12. DEFAULT AND ITS LEGAL CONSEQUENCES
The BUYER accepts, declares, and undertakes that if they fall into default in cases where they make payment transactions with a credit card, they will pay interest within the framework of the credit card agreement between them and the cardholder bank and will be responsible to the bank. In this case, the relevant bank may apply to legal remedies; may demand the expenses and attorney fees from the BUYER, and under all circumstances, if the BUYER falls into default due to their debt, the BUYER accepts, declares, and undertakes that they will pay the damages and losses incurred by the SELLER due to the delayed performance of the debt.
13. AUTHORIZED COURT
In disputes arising from this agreement, complaints and objections will be made to the consumer arbitration committee or the consumer court in the place where the consumer's residence is located or where the consumer transaction is made, within the monetary limits specified in the law below. Information regarding the monetary limit is as follows:
Effective from 28/05/2014:
a) In disputes with a value below 2,000.00 (two thousand) TL pursuant to Article 68 of the Law No. 6502 on the Protection of Consumers, to district consumer arbitration committees,
b) In disputes with a value below 3,000.00 (three thousand) TL, to provincial consumer arbitration committees,
c) In provinces with metropolitan status, applications are made to provincial consumer arbitration committees for disputes with a value between 2,000.00 (two thousand) TL and 3,000.00 (three thousand) TL.
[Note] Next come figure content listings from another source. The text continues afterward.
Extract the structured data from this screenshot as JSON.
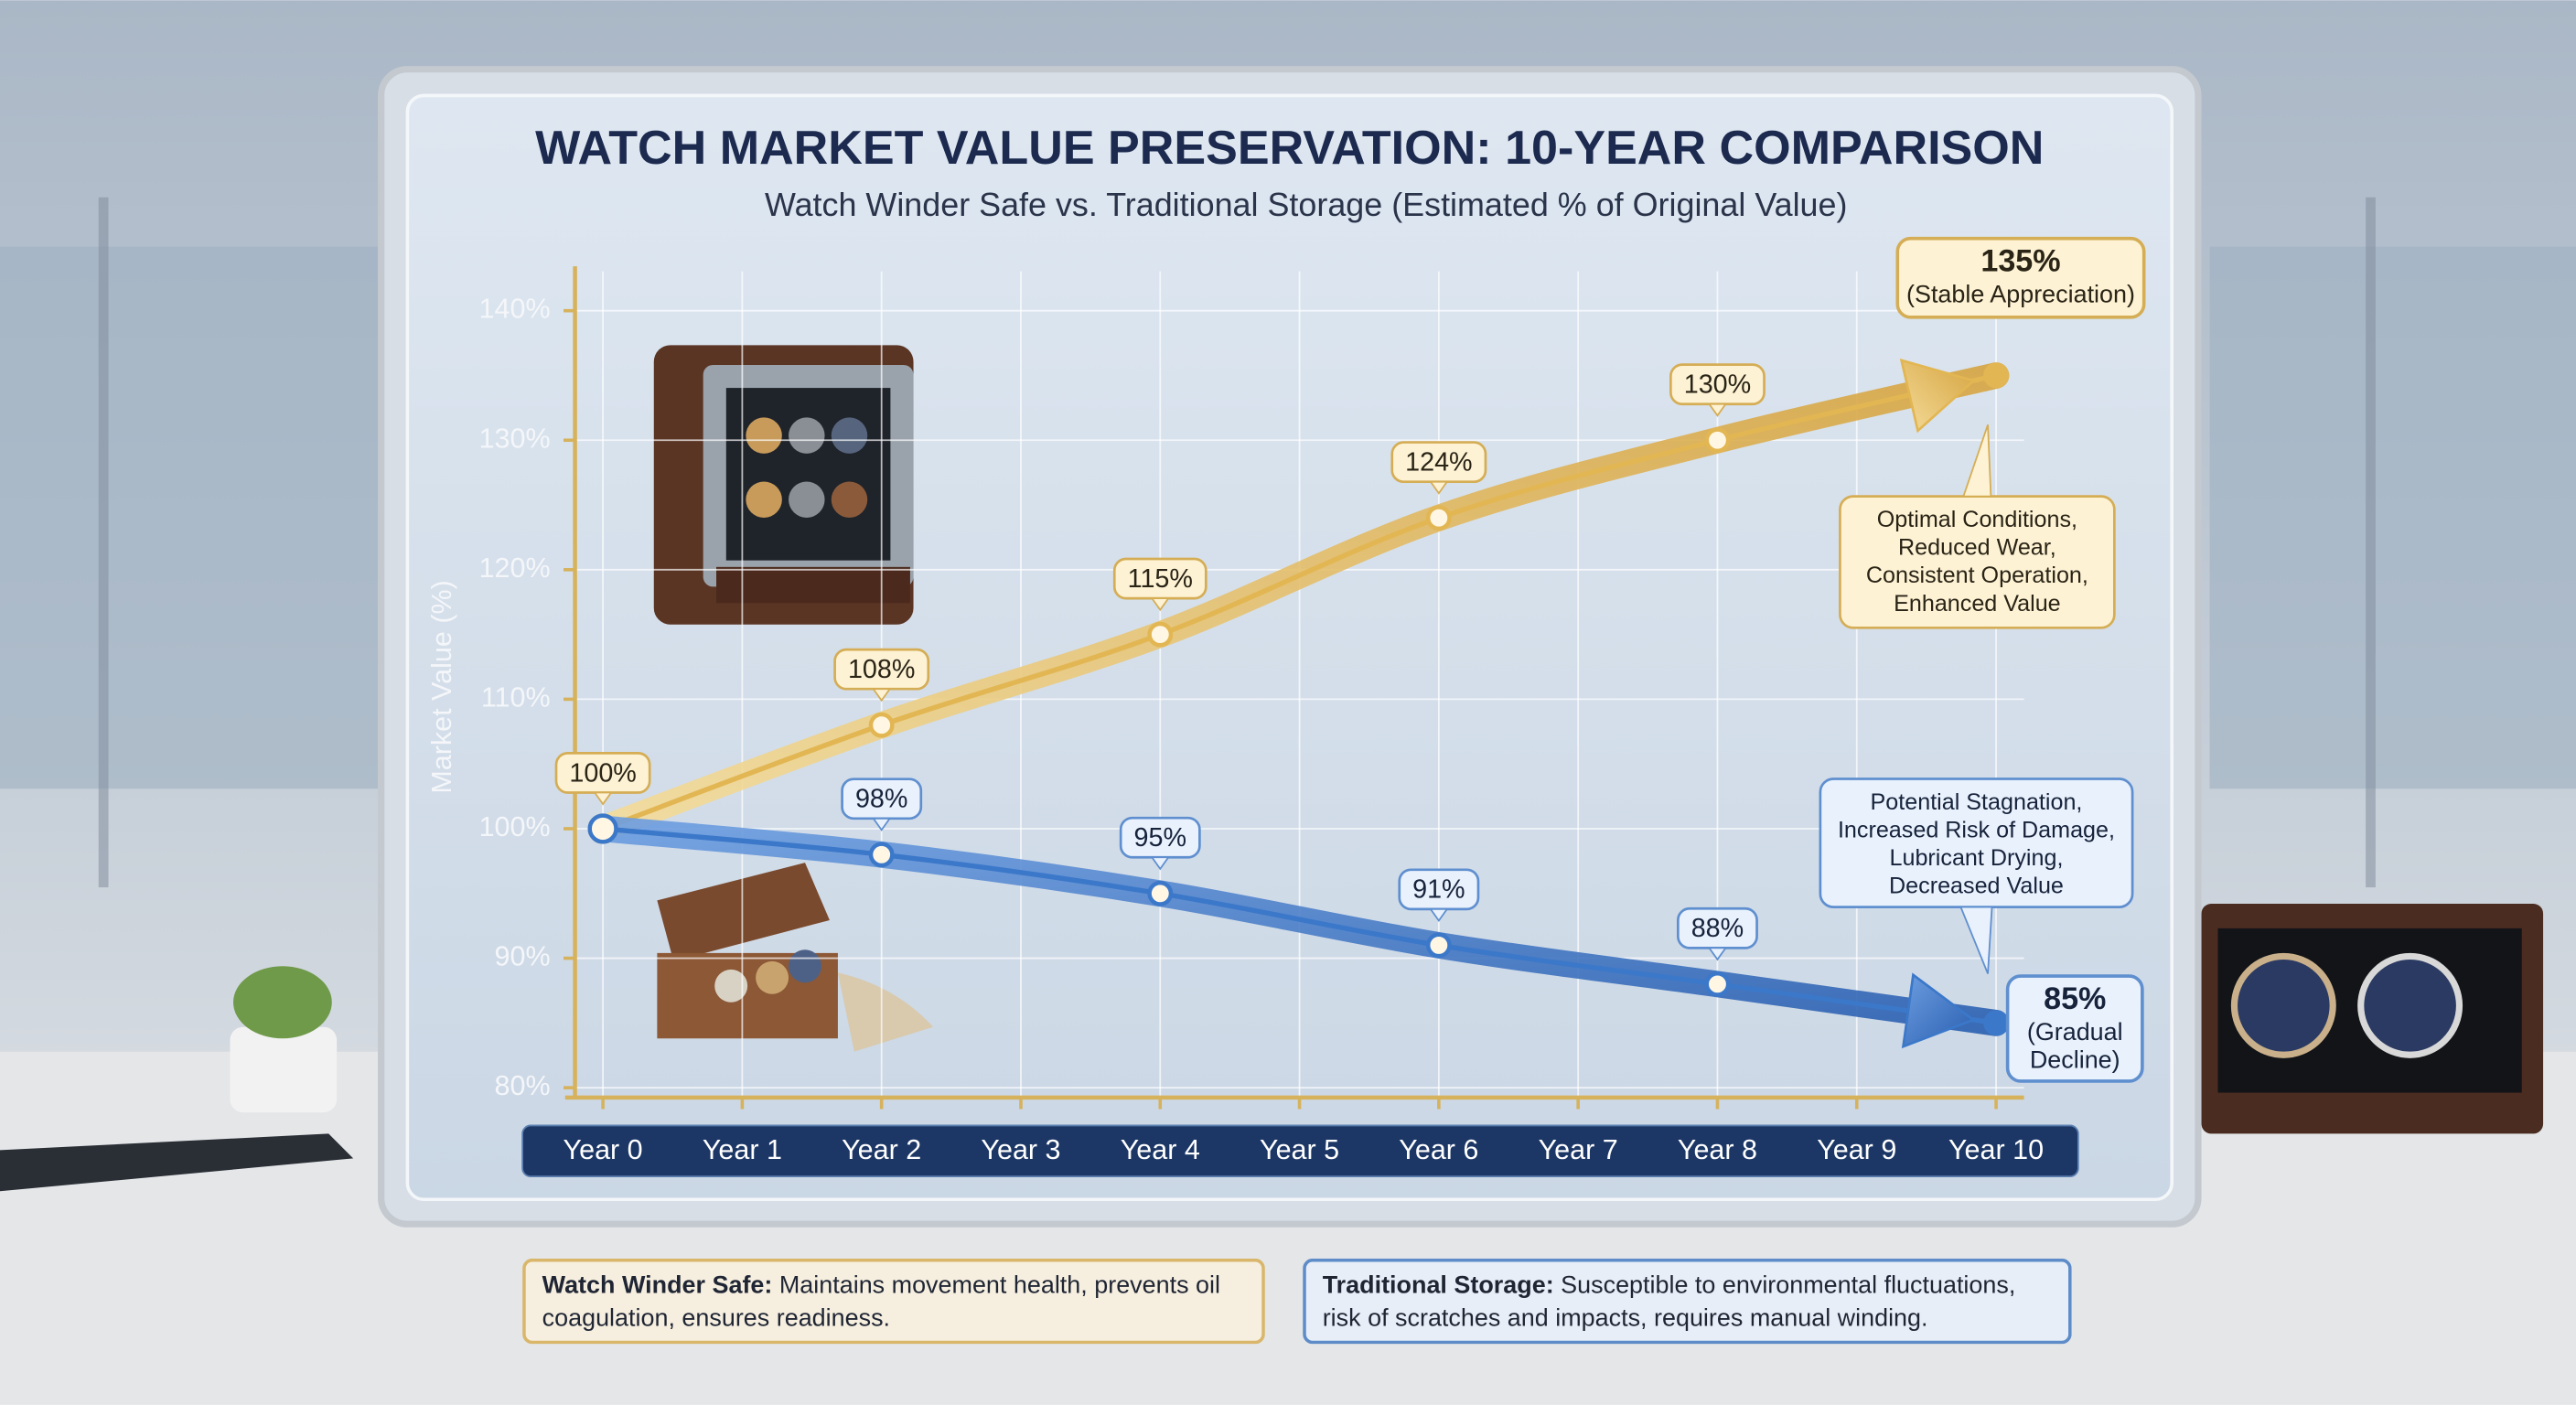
{
  "chart_data": {
    "type": "line",
    "title": "WATCH MARKET VALUE PRESERVATION: 10-YEAR COMPARISON",
    "subtitle": "Watch Winder Safe vs. Traditional Storage (Estimated % of Original Value)",
    "y_label": "Market Value (%)",
    "x": [
      0,
      2,
      4,
      6,
      8,
      10
    ],
    "xlim": [
      0,
      10
    ],
    "xticks": [
      {
        "value": 0,
        "label": "Year 0"
      },
      {
        "value": 1,
        "label": "Year 1"
      },
      {
        "value": 2,
        "label": "Year 2"
      },
      {
        "value": 3,
        "label": "Year 3"
      },
      {
        "value": 4,
        "label": "Year 4"
      },
      {
        "value": 5,
        "label": "Year 5"
      },
      {
        "value": 6,
        "label": "Year 6"
      },
      {
        "value": 7,
        "label": "Year 7"
      },
      {
        "value": 8,
        "label": "Year 8"
      },
      {
        "value": 9,
        "label": "Year 9"
      },
      {
        "value": 10,
        "label": "Year 10"
      }
    ],
    "ylim": [
      80,
      140
    ],
    "yticks": [
      {
        "value": 80,
        "label": "80%"
      },
      {
        "value": 90,
        "label": "90%"
      },
      {
        "value": 100,
        "label": "100%"
      },
      {
        "value": 110,
        "label": "110%"
      },
      {
        "value": 120,
        "label": "120%"
      },
      {
        "value": 130,
        "label": "130%"
      },
      {
        "value": 140,
        "label": "140%"
      }
    ],
    "grid": true,
    "series": [
      {
        "color": "#e2b652",
        "values": [
          100,
          108,
          115,
          124,
          130,
          135
        ],
        "value_labels": [
          "100%",
          "108%",
          "115%",
          "124%",
          "130%",
          "135%"
        ],
        "end_note": [
          "(Stable Appreciation)"
        ],
        "callout": [
          "Optimal Conditions,",
          "Reduced Wear,",
          "Consistent Operation,",
          "Enhanced Value"
        ]
      },
      {
        "color": "#3b78c9",
        "values": [
          100,
          98,
          95,
          91,
          88,
          85
        ],
        "value_labels": [
          null,
          "98%",
          "95%",
          "91%",
          "88%",
          "85%"
        ],
        "end_note": [
          "(Gradual",
          "Decline)"
        ],
        "callout": [
          "Potential Stagnation,",
          "Increased Risk of Damage,",
          "Lubricant Drying,",
          "Decreased Value"
        ]
      }
    ]
  },
  "notes": [
    {
      "title": "Watch Winder Safe:",
      "text": "Maintains movement health, prevents oil coagulation, ensures readiness."
    },
    {
      "title": "Traditional Storage:",
      "text": "Susceptible to environmental fluctuations, risk of scratches and impacts, requires manual winding."
    }
  ]
}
This Agreement is made for commercial purposes.
14. EFFECTIVENESS
When the BUYER performs the payment for the order placed through the Site, they shall be deemed to have accepted all the terms of this agreement. The SELLER is obliged to make the necessary software arrangements to obtain confirmation that this agreement has been read and accepted by the BUYER on the site prior to the realization of the order.
SELLER : UNIQ STORE ELEKTRONİK MAĞAZACILIK VE TİC. A.Ş.